Is Adding Network Capacity Enough?

Academic researchers testing applications on ultra-high-speed networks find that QoS issues disappear when there is enough network capacity. However, Jansen said it would not be cost effective to meet increased demand solely by increasing capacity, and providers would need to consider other solutions as well. (Alcatel-Lucent and Juniper both market such solutions.)

Among the approaches the speakers discussed were storing popular content closer to the end user; denying users prime-time access to niche content if it would degrade QoS for others (so much for the “long tail” made possible by IPTV); and assigning different priorities to different services.

In addition, they said, network providers would have to take measures to add security and redundancy to networks, migrate from ATM to the more cost-effective Ethernet protocol, use more intelligent devices at the network edge and install “plug-and-play” networks within the home.

No More "Dumb Pipes"

Juniper’s Shoaf hinted at another reason providers might prefer to guarantee service by means other than increasing network capacity: Maintaining control over access and priorities makes the network more than a “dumb pipe.”

Shoaf pointed out that when network providers invest in their infrastructure to support IPTV and VoD, they aren't the only ones who  benefit – application providers do, too.

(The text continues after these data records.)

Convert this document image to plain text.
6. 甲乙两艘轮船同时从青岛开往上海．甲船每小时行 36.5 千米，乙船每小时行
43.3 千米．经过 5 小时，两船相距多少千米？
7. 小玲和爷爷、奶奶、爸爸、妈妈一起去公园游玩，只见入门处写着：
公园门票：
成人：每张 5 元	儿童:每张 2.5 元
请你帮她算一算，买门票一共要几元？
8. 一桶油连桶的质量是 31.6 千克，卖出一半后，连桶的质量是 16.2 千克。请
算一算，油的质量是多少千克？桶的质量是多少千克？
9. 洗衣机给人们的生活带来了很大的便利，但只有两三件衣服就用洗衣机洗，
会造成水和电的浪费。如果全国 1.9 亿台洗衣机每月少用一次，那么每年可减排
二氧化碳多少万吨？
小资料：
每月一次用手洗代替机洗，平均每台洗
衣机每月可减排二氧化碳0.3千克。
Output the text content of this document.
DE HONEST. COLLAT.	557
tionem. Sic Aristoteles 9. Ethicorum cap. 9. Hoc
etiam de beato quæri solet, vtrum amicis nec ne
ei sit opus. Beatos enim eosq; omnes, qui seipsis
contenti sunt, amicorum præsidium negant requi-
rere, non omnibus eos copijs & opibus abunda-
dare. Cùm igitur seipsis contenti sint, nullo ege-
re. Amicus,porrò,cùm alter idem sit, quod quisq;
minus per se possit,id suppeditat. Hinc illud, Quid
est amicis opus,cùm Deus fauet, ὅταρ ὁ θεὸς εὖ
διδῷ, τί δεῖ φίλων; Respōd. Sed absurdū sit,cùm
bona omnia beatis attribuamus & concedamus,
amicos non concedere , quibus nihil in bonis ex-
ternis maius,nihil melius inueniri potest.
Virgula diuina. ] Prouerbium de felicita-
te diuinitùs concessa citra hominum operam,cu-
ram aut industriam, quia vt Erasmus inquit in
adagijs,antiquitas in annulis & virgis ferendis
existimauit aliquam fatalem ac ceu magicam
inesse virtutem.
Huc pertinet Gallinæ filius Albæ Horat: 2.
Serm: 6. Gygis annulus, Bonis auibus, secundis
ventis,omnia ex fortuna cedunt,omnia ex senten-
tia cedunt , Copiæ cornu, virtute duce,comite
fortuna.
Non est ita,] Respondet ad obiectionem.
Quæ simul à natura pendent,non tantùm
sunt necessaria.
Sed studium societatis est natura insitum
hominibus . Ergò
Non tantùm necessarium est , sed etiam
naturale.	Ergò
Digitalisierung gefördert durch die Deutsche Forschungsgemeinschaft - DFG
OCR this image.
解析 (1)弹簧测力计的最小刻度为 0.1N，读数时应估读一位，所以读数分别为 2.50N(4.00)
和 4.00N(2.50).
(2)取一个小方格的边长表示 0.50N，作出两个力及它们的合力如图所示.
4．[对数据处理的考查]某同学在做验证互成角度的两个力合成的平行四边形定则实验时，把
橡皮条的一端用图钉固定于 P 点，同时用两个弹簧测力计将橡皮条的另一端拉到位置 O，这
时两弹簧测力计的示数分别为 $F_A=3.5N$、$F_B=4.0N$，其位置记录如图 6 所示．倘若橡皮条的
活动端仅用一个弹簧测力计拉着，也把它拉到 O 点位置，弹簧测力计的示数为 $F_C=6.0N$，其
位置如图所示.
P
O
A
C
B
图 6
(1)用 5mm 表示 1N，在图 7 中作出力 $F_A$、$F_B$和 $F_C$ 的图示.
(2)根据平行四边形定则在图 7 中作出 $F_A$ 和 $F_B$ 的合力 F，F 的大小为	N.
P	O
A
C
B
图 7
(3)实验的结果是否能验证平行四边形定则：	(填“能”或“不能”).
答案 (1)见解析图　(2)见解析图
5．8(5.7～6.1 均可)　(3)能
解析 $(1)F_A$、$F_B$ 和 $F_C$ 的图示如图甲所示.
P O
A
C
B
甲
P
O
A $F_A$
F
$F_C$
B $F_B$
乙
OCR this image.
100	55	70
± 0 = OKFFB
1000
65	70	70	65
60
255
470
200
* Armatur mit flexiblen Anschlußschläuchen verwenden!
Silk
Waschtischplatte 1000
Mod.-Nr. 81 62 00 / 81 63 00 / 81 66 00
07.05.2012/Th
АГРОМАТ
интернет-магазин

Rather than ceding these profits to application providers, he said, network providers can sell, or resell, additional services beyond the triple play.

If network providers can guarantee bandwidth and QoS, they have an advantage in marketing high-bandwidth services like gaming, security, off-site storage, business productivity solutions, communication services, and bandwidth-on-demand. Alternatively, they can offer to sell guarantees of bandwidth and QoS to application providers, taking advantage of the competition among those providers to deliver high-quality services to customers.   

But network capacity costs have fallen quickly over the last few years, and they seem likely to continue falling. The technology for managing QoS may not be on the same rapid curve. If network providers count on their QoS monopoly to protect profits, will that leave them vulnerable in a few years to overbuilders with ultra-high-capacity networks that don't require QoS management? The webinar left this question unanswered.